In a hot real estate market, it is easy to rush into a buying decision without considering all of the variables that come with acquiring a home. Luckily, there are usually contingencies in place that protect both the buyer and seller from making a mistake. One of these contingencies is the home inspection, which allows the buyer to ensure that there are no major flaws or defects with the home before they are fully under contract. Many homebuyers waive this contingency to make their offer more attractive to a seller in a multiple offer situation, but this strategy does not come without its risks. The following article provides an in-depth look at home inspections and their value to both the buyer and seller.
What exactly is a home inspection?
In most typical real estate transactions, a home inspection is the next step that occurs after a bid is accepted. Buyers are responsible for hiring the inspector before the deal closes, and the process is in place to protect them.
The inspector’s job is to examine a home, determining whether there are problems with its exterior or interiors, from the foundation to the roof. The inspector provides a report to a buyer, who can then bring that information to a seller and use it back at the bargaining table.
How quickly do I have to schedule one?
“It depends on the contract and the state you’re in,” says Frank Lesh, executive director of the American Society of Home Inspectors. But typically, he adds, buyers have five to 10 days after a home goes under contract.
Lesh’s advice: Once a home is under contract, contact an inspector immediately.
“Inspectors are busy, especially in hot markets,” he says. “Some people tend to forget and wait until the last minute. You really only have a few days.”
How can I find a well-respected home inspector?
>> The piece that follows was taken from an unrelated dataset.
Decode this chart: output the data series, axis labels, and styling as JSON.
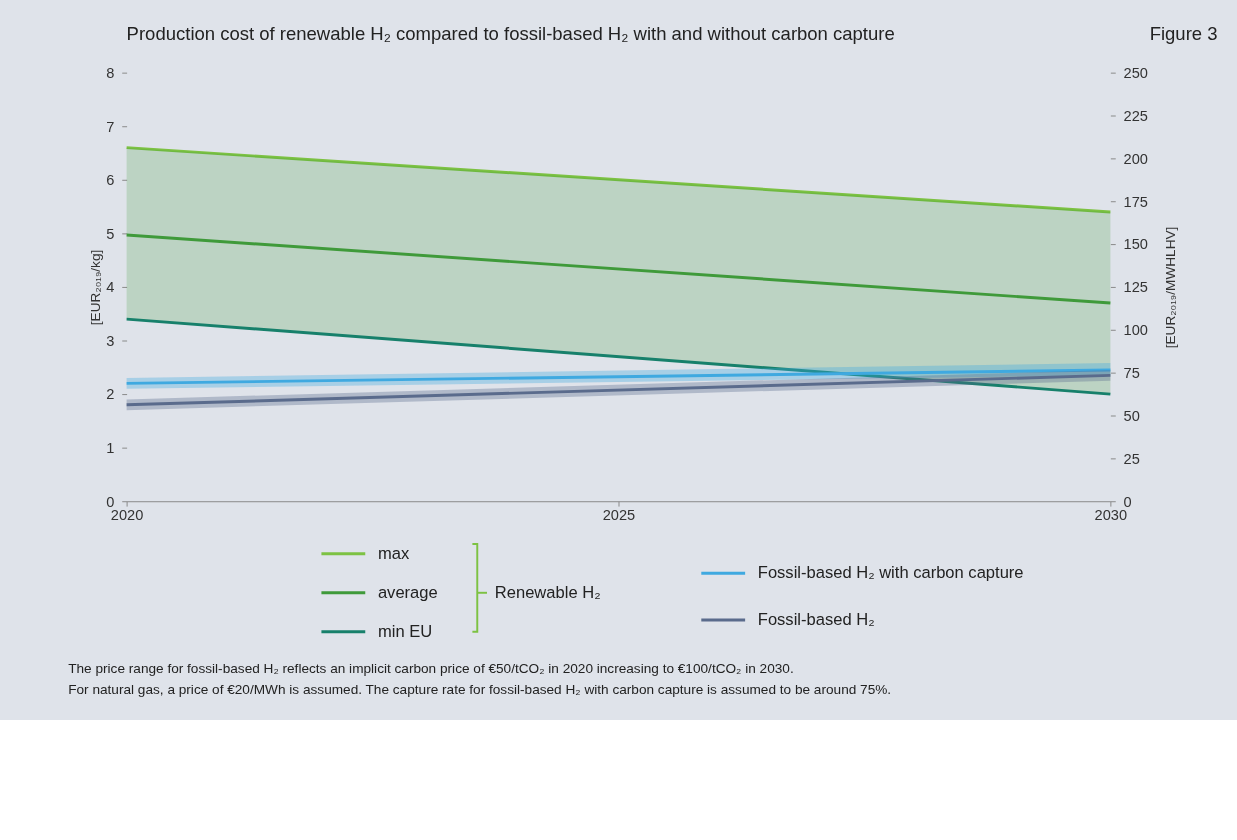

Regulations for home inspectors differ across the United States. In New Jersey, for instance, inspectors are licensed and regulated by the state’s Home Inspection Advisory Committee. To become certified, inspectors must, by law, complete 180 hours of study courses, including 40 hours of unpaid field work in the presence of a licensed inspector. Each inspector must pass a national exam, and complete continuing education every other year.
In Pennsylvania, by contrast, home inspectors are not regulated by the state, and instead are required to be a “member in good standing of a national home inspection association,” such as the American Society of Home Inspectors (ASHI) or the International Association of Certified Home Inspectors (interNACHI). Each association has its own requirements on certification and continuing education; for example, ASHI requires inspectors to pass the national exam and to complete 250 inspections to become certified. Continuing education is also required.